Le hashtag #Pendez-les circule depuis plusieurs jours sur les réseaux sociaux. Pour les Libanais déjà éprouvés par une crise économique inédite, l’explosion de mardi a été la catastrophe de trop, relançant un mouvement de contestation qui avait débuté en octobre pour dénoncer l’ensemble de la classe dirigeante, jugée corrompue et incompétente, mais s’était essoufflé en raison de la pandémie de Covid-19. 

« Vengeance, vengeance, jusqu’à la chute du régime », ont scandé les manifestants, certains portant des masques, d’autres des drapeaux ou des portraits des victimes de l’explosion, alors que les forces de sécurité tentaient d’empêcher certains groupes d’avancer vers le Parlement, selon des correspondants de l’AFP. Dans des rues adjacentes au rassemblement majoritairement pacifique malgré des tensions, des forces de sécurité ont tiré des gaz lacrymogènes tandis que des heurts limités les ont opposés à certains manifestants qui leur ont lancé des pierres. 

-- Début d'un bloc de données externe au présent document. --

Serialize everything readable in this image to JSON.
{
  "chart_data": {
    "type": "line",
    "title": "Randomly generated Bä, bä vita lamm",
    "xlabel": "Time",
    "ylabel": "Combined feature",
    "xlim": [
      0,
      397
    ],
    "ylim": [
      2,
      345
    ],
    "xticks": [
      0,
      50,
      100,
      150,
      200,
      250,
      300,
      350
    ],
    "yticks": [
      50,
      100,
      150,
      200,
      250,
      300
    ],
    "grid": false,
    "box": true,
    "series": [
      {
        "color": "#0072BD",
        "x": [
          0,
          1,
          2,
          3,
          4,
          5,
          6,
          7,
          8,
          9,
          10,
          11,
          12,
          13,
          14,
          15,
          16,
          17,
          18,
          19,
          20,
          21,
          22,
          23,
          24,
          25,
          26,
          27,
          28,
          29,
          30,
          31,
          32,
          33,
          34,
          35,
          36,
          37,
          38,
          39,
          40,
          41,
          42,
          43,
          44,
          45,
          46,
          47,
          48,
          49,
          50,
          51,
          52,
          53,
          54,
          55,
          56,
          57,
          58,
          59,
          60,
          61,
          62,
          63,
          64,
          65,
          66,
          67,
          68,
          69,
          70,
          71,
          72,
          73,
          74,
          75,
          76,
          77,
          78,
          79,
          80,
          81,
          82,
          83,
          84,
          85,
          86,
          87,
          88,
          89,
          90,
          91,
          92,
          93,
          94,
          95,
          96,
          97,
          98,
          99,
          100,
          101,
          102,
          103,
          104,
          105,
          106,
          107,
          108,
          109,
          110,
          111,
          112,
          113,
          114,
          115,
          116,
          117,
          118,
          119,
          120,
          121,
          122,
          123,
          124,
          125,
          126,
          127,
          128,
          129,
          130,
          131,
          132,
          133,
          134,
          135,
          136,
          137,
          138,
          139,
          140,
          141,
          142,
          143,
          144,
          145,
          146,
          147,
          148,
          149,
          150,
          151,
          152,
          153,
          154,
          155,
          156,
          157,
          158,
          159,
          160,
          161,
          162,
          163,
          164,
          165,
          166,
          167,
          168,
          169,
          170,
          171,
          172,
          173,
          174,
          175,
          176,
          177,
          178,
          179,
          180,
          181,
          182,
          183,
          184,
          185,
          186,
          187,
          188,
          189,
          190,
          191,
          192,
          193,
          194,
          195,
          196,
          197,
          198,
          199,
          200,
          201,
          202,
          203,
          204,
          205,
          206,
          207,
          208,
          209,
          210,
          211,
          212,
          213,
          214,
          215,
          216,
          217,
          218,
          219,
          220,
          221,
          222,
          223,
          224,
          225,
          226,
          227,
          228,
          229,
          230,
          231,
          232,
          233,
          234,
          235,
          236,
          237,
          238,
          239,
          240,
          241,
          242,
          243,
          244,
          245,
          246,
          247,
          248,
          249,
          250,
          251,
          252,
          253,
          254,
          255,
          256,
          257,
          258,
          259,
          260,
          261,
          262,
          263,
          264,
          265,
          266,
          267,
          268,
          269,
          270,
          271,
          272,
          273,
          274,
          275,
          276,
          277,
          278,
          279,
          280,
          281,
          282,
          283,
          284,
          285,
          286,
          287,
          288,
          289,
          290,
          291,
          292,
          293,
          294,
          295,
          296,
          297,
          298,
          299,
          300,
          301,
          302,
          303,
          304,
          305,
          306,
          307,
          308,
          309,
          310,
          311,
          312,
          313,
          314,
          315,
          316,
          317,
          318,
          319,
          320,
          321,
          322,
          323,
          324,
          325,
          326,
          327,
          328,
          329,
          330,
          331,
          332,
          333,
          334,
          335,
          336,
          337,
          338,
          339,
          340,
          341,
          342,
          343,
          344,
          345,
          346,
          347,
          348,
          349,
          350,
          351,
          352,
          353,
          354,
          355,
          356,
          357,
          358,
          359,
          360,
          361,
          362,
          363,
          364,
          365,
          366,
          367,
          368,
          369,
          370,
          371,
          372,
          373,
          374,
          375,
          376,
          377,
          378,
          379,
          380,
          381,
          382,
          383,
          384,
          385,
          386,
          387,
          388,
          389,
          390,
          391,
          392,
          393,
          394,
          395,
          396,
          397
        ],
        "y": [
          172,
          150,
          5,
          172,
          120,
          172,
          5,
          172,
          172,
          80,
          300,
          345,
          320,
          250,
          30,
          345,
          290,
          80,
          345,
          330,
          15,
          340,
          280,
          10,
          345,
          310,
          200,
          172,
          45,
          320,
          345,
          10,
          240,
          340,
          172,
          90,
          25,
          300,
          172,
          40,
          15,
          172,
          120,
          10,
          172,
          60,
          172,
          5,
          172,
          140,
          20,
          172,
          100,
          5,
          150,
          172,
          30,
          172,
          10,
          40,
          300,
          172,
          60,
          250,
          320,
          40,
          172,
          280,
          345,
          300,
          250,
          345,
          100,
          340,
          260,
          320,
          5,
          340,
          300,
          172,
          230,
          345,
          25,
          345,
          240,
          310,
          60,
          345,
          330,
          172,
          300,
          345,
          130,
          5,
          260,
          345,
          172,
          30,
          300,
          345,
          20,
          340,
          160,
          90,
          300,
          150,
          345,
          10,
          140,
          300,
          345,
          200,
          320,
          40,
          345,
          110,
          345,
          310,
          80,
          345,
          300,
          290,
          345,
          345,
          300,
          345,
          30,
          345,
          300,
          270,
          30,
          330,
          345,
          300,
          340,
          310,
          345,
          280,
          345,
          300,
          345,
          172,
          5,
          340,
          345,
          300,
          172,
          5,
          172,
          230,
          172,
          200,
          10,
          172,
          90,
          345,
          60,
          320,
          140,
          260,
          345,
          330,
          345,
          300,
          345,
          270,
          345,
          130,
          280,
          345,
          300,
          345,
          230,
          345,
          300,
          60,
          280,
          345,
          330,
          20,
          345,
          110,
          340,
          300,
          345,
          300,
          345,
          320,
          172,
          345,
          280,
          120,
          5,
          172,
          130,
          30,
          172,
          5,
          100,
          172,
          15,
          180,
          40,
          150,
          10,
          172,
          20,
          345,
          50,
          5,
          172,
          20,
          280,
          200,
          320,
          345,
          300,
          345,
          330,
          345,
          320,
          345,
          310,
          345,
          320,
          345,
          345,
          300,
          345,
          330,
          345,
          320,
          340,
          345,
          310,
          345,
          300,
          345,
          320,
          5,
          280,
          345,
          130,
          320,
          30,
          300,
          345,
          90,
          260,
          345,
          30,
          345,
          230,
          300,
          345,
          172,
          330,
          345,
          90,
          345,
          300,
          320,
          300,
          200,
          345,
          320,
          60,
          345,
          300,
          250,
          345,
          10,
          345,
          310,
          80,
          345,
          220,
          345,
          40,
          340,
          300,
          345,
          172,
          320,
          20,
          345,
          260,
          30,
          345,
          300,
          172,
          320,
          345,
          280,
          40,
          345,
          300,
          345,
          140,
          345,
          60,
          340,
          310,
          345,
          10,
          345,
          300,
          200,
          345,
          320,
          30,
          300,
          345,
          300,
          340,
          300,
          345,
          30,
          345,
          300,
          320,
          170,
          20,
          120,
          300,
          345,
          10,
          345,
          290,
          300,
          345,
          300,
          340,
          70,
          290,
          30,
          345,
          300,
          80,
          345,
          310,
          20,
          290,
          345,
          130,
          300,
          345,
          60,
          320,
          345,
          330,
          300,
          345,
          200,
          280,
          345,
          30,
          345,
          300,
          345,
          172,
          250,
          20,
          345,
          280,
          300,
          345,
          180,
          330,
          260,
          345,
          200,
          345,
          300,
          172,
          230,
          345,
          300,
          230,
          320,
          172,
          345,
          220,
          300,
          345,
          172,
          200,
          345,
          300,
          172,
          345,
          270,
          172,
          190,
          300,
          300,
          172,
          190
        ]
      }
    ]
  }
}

« Après trois jours passés à déblayer les décombres et panser nos plaies, il est temps de laisser exploser notre colère et de les sanctionner pour avoir tué des gens », affirme Farès al-Hablabi, 28 ans. « Nous devons nous dresser contre tout le système (…) le changement doit être à la mesure de l’ampleur de la catastrophe », ajoute ce militant descendu dans la rue dès le déclenchement du soulèvement populaire le 17 octobre 2019. 

21 disparus

Beyrouth s’est réveillée pour le quatrième jour consécutif au son du verre brisé ramassé dans les rues une armée de volontaires. L’explosion au port mardi, dont les circonstances ne sont toujours pas élucidées, aurait été provoquée par un incendie qui a touché un énorme dépôt de nitrate d’ammonium, dangereuse substance chimique. La catastrophe a fait au moins 158 morts et plus de 6000 blessés, dont au moins 120 sont dans un état critique, selon un dernier bilan du ministère libanais de la Santé, ainsi que près de 300.000 sans-abri.